I learned to enjoy movies as a child from my grandmother.
Grandma Iva loved all kinds of movies, but a pet peeve of hers was when actors went overboard with their performances. One such actor that caused my grandmother to cringe was Robin Williams.
"I know he's a good comedian, but he's just too wild for my taste," she would say whenever he came on television. "He's all over the place. Takes way too much effort on my part to understand what's going on when I watch him."
I guess that opinion rubbed off on me, because I understand what she means.
When Williams became an actor, I loved the movies where his performance was controlled by the movie script. I especially love it when he plays dark, sinister characters.
Although there are so many movies to choose from, I believe Williams is terrific in One Hour Photo, Insomnia, What Dreams May Come (my favorite), Mrs. Doubtfire, The Best of Times and Man of the Year.
Seeing him go a little crazy in movies like Jumanji and Death to Smoochy are also great because he's not completely crazy.
If you wonder what this has to do with using our kitchen pets we created last week, baking Sourdough bread can be a "wild process," but when you use a little tip to control the process it is easier and tastier.
My grandmother used to get perturbed at letting Sourdough bread dough rise uninhibited on a baking sheet like her recipe called for.
"It's alive and running everywhere," my grandfather would chide her when the dough was left to sit on the counter to rise.

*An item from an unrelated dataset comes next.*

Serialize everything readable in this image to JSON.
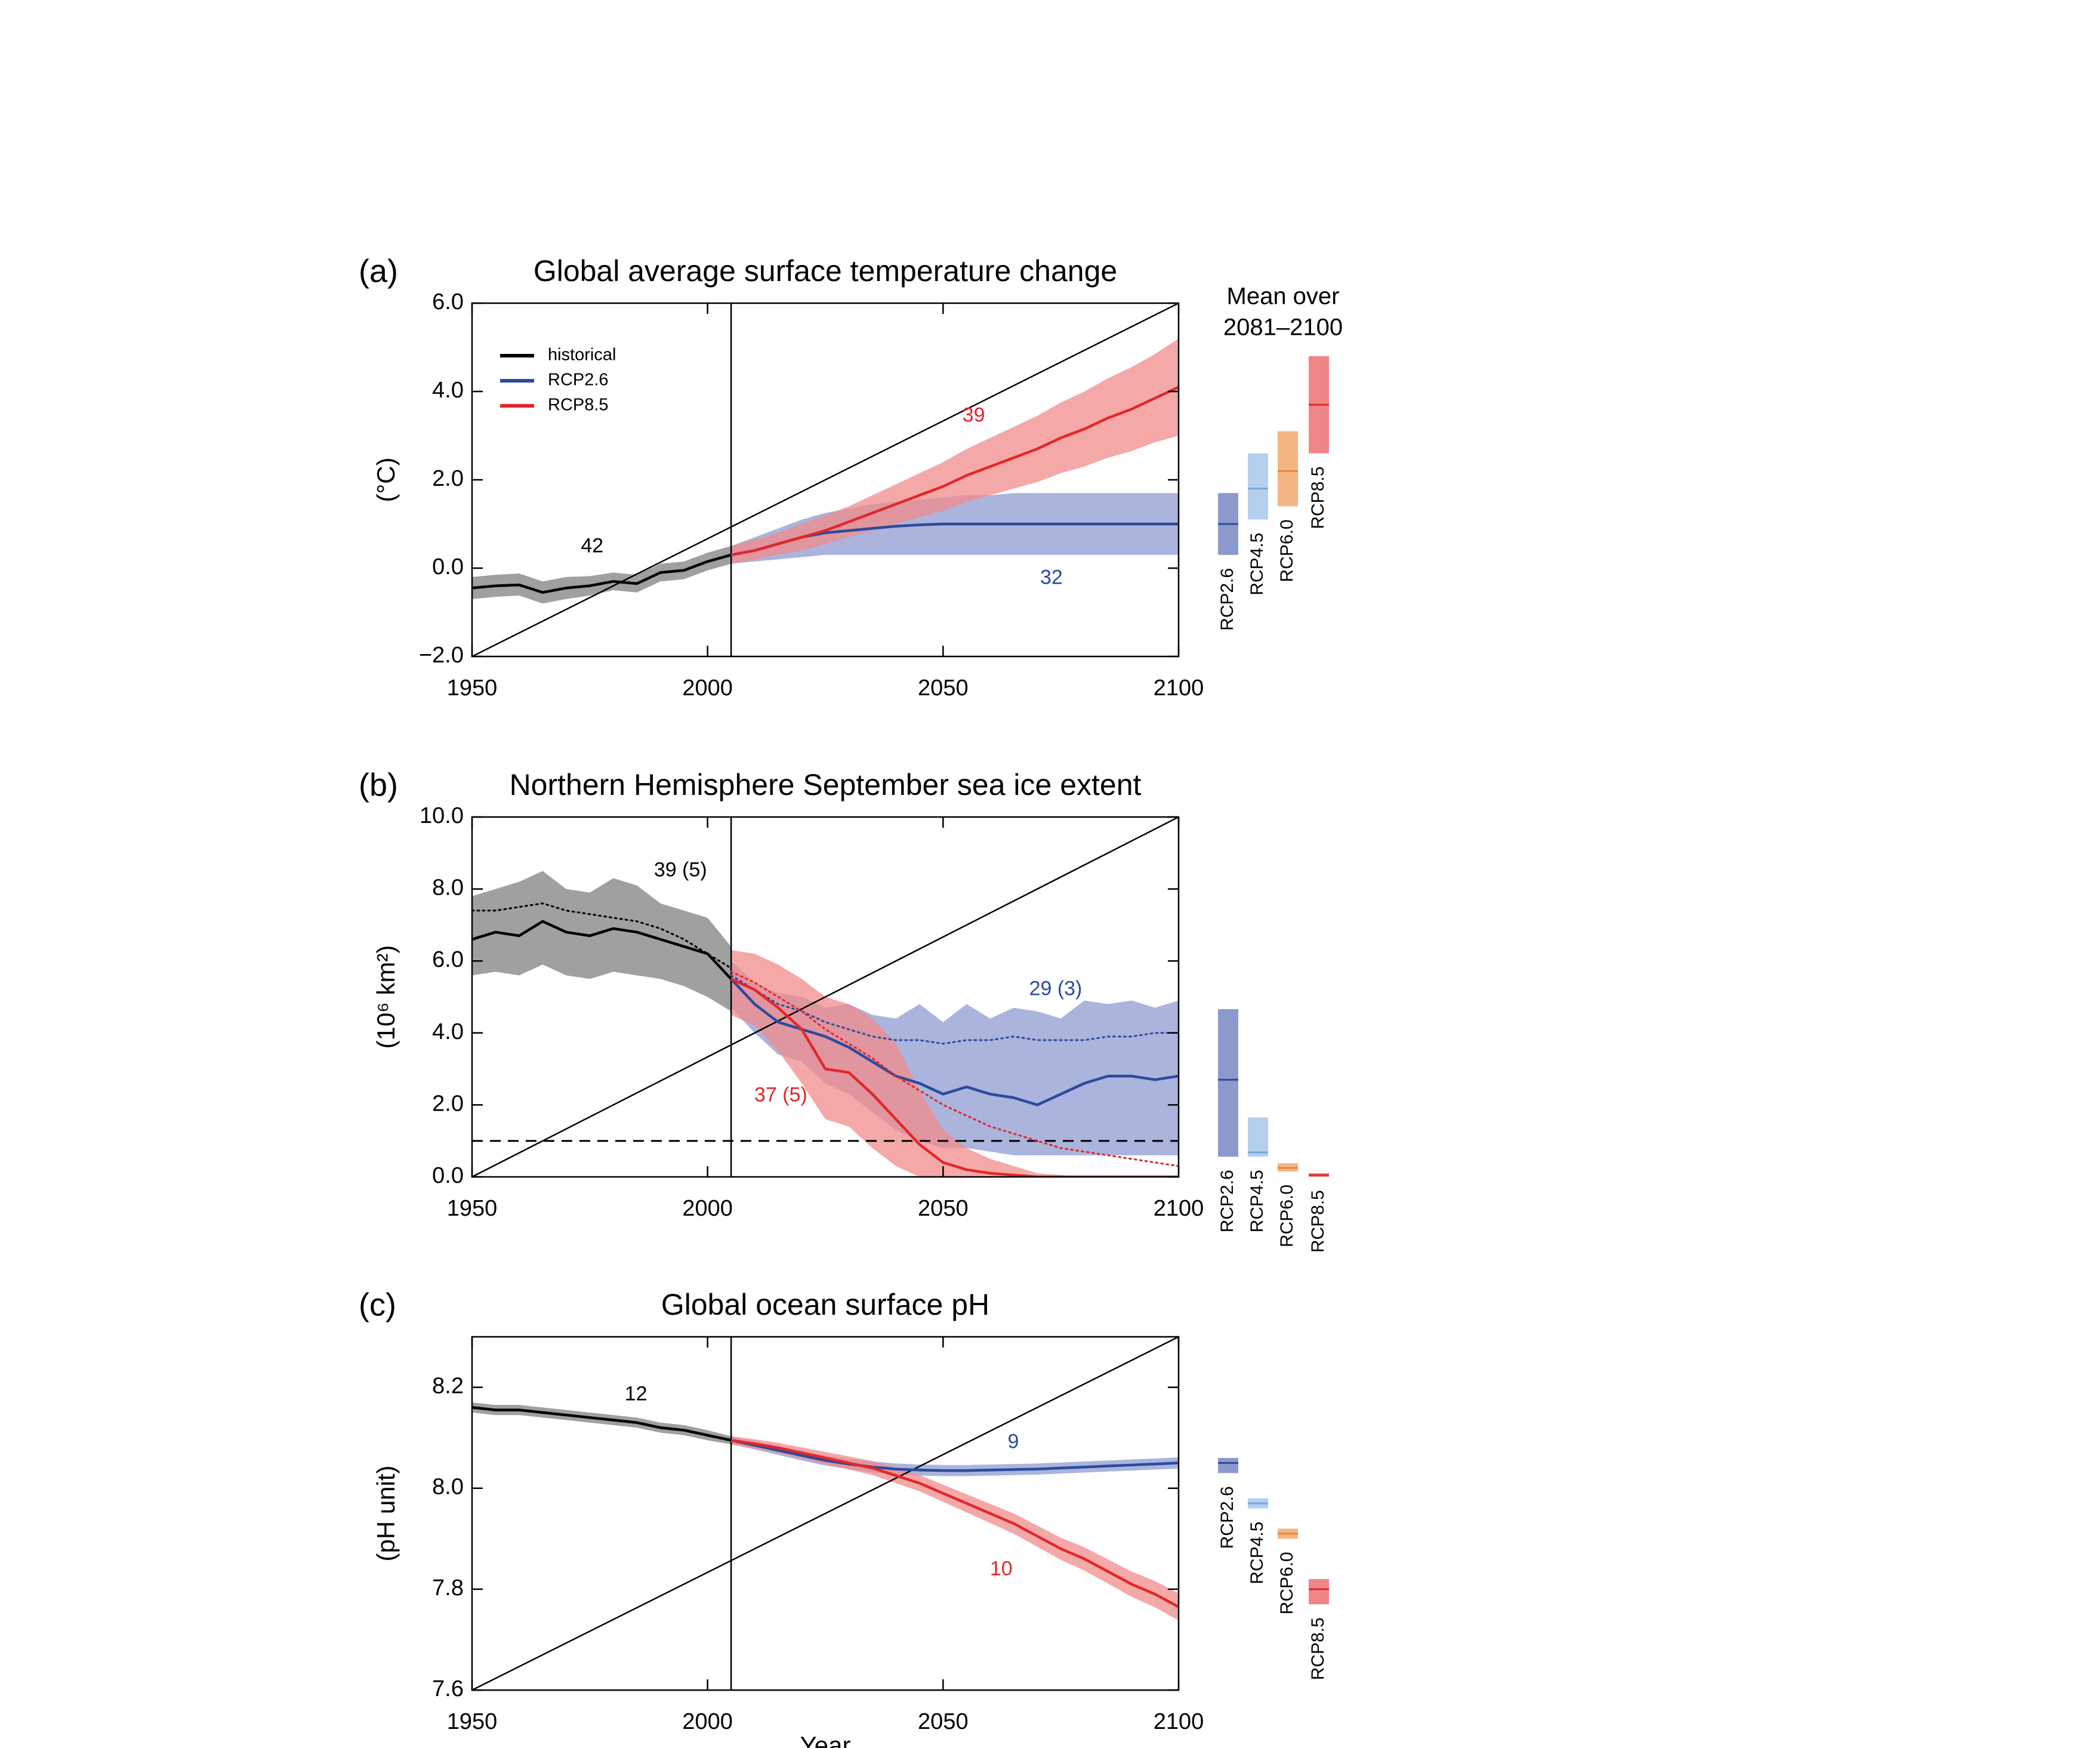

It wasn't unusual for the dough to outgrow the confines of her baking sheet, plus she didn't like listening to my grandfather complain that her sourdough was a long, thin bread loaf when it was baked.
"It should at least be big enough to make a full sandwich with it," he'd tease her when it was done.
A crafty sort, she conquered the problem by mixing, proofing and baking her Sourdough bread recipe in a greased aluminum-mixing bowl.
To make the bread, do the following:
Dissolve the yeast in a 1/4-cup of hot tap water with a pinch of sugar until froth develops on top.
Combine the yeast mixture with 1/2-cup hot tap water, 1 cup of Sourdough starter, 2 tablespoons of honey, 3 tablespoons of melted butter and 1 tablespoon of salt in the aluminum bowl. Stir in three cups of flour by hand, and then knead in another half cup of flour by hand (about 6-8 minutes).
Dough shouldn't be too sticky. Let it rest on the counter while you wash and dry the bowl. Use butter to grease the bowl and place the dough inside, turning to coat all sides. Cover with plastic wrap and let rise until doubled in size, usually about 90 minutes.
Punch down the dough, divide in half and place in two buttered aluminum mixing bowls, turning the dough to coat all sides. (The dough can be placed back inside the same buttered aluminum bowl for one large loaf.)
Cover with plastic wrap and let rise another hour until doubled in size. (Let rise longer if your house is a cooler temperature.)
Carefully place the bowl(s) in a preheated 400-degree oven to bake for 15 minutes, and then reduce the heat to 375 degrees and let bake 20-25 minutes longer. When the bread sounds hollow when tapped, remove from the oven. Turn upside on a serving dish and let cool. The bread will gently fall onto the serving dish.